Il Medio Oriente è una “bomba ad orologeria” che ogni tanto esplode in conflitti locali cruenti che interessano parti più o meno estese della regione. In questo periodo, oltre la Siria, sono attivi conflitti in Yemen e, anche se se ne parla poco, in Irak (per non parlare poi della situazione africana – Libia in primis)
di Ervino Filippi Gilli
NordEst – Il 10 giugno di cinquant’anni fa terminava quella guerra tra le truppe israeliane e quelle siriane, giordane ed egiziane note con il nome di Guerra dei Sei Giorni.
Questa guerra ha influenzato e tuttora influenza la stabilità politica dell’area: il fatto che Israele abbia conquistato il Sinai e la Striscia di Gaza all’Egitto, la Cisgiornania e Gerusalemme Est alla Giordania e le alture del Golan alla Siria è certamente, nonostante gli accordi Israelo – Egiziani di Camp David, ancora fonte di attriti tra il mondo arabo e lo stato ebraico.

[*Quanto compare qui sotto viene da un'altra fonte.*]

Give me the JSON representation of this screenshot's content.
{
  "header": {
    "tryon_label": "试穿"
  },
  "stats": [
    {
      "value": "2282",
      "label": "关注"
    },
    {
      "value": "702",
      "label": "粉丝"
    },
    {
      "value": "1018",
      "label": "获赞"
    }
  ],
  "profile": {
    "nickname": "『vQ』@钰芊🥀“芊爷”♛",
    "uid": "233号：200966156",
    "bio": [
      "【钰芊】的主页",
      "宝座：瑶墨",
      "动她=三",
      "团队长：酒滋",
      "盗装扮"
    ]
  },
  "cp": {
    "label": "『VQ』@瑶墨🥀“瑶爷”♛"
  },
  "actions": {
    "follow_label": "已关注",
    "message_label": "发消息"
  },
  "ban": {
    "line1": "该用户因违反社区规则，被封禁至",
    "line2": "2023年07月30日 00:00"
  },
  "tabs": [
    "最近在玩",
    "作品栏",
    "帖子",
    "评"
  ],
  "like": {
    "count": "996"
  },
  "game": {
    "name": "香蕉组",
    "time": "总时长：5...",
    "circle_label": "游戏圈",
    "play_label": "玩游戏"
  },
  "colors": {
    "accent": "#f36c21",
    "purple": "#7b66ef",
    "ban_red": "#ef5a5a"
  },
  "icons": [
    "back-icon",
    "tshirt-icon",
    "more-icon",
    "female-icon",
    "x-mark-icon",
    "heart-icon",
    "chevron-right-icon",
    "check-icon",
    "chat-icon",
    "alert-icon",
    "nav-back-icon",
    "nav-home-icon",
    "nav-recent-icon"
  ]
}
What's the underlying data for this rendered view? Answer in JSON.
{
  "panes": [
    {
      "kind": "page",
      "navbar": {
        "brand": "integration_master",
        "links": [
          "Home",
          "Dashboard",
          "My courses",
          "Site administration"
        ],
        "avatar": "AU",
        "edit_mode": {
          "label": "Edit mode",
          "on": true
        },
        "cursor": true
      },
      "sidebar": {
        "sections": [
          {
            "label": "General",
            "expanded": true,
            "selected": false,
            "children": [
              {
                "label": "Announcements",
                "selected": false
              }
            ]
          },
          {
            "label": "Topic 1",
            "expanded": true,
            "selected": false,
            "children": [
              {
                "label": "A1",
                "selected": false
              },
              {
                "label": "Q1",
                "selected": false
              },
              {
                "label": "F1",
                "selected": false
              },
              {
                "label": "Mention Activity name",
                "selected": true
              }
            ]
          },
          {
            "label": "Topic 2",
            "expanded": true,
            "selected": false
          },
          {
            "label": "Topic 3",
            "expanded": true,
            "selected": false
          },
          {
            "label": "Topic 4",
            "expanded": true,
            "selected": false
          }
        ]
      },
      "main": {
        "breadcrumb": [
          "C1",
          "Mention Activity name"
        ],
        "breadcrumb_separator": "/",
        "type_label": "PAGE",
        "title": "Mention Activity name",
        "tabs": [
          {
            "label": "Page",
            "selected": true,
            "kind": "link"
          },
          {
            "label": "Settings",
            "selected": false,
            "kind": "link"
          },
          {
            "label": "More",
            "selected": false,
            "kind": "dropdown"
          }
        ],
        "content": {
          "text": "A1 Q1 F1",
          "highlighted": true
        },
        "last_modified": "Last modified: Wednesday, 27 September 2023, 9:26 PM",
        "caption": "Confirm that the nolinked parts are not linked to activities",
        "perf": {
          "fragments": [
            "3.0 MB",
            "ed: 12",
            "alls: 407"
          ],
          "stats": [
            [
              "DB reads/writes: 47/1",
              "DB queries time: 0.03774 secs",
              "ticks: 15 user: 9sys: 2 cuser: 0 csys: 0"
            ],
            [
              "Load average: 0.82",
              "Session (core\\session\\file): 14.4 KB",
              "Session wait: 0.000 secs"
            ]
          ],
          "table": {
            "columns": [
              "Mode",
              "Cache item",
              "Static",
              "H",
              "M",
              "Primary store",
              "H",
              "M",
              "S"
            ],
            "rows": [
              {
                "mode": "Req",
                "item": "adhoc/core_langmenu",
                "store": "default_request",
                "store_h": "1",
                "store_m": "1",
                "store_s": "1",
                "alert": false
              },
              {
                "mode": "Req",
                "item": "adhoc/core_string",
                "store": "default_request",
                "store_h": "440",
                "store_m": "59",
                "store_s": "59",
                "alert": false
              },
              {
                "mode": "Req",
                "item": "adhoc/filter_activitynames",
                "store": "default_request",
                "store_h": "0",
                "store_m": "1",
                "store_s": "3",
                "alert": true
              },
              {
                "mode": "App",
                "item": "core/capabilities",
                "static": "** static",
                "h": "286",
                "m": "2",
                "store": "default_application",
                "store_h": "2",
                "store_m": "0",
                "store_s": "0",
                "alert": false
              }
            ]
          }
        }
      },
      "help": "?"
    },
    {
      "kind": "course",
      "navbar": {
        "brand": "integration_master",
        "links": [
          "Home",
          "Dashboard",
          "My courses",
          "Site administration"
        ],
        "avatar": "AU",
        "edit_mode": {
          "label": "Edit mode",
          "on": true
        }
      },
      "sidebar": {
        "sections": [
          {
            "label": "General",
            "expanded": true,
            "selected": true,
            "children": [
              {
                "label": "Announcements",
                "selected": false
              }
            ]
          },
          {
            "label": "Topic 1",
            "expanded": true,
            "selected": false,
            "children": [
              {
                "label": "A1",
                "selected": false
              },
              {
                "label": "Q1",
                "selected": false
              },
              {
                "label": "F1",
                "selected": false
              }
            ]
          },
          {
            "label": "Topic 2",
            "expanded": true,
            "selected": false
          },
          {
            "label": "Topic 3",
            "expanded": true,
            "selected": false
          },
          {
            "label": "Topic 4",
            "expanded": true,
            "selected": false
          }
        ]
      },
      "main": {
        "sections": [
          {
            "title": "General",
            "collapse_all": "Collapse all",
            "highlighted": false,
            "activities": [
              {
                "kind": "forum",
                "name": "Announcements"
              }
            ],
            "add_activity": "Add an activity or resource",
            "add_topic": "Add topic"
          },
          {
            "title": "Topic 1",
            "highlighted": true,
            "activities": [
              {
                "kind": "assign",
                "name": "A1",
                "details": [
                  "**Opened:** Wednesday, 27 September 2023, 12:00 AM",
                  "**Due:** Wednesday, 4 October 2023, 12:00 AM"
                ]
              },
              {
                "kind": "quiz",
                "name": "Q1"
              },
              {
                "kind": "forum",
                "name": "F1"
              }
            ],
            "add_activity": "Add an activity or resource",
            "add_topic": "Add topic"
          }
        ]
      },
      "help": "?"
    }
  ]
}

Prima dello scoppio della guerra la situazione geopolitica vedeva la presenza di truppe Onu lungo il Canale di Suez, militari dislocati dopo la crisi del 1956 quando la Francia e l’Inghilterra invasero la zona del canale allo scopo di mantenerlo transitabile. Nel maggio del 1967 il Cairo iniziò ad ammassare truppe al confine lungo il Sinai e, dopo aver espulso i militari ONU, chiuse gli stretti di Tiran sul Mar Rosso ovvero l’unica via per le navi israeliane per accedere al porto di Eliat.
Questa azione venne considerata da Israele come un atto di guerra; nel contempo Egitto e la Giordania firmarono un patto di mutua difesa. Il 5 giugno Israele iniziò l’Operazione Focus con un attacco aereo a sorpresa che distrusse a terra l’aviazione egiziana e contemporaneamente con gli attacchi di terra sbaragliò le difese egiziane; tra il 5 ed il 7 giugno fu anche la volta della conquista della Cisgiordania mentre la battaglia per il controllo delle alture del Golan durò dal 9 al 10 giugno.
Eroe della guerra fu il Ministro della Difesa Israeliano Moshe Dayan che guidò le truppe ad una schiacciante vittoria. Le conseguenze di questa guerra le viviamo anche oggi.
Nonostante la Risoluzione 242 dell’ONU che prevedeva, in cambio della restituzione dei territori occupati, una pace tra i belligeranti, si ottennero solo parziali e temporanee pacificazioni che sfociarono in ulteriori conflitti armati sia tradizionali che con forme diverse quali l’Intifada.
E’ evidente che le tensioni che viviamo anche in questi giorni hanno a che fare con ciò che successe cinquant’anni fa e con la mancata volontà di risoluzione del problema di fondo, ovvero la contemporanea esistenza e convivenza dello Stato di Israele e di quello Palestinese.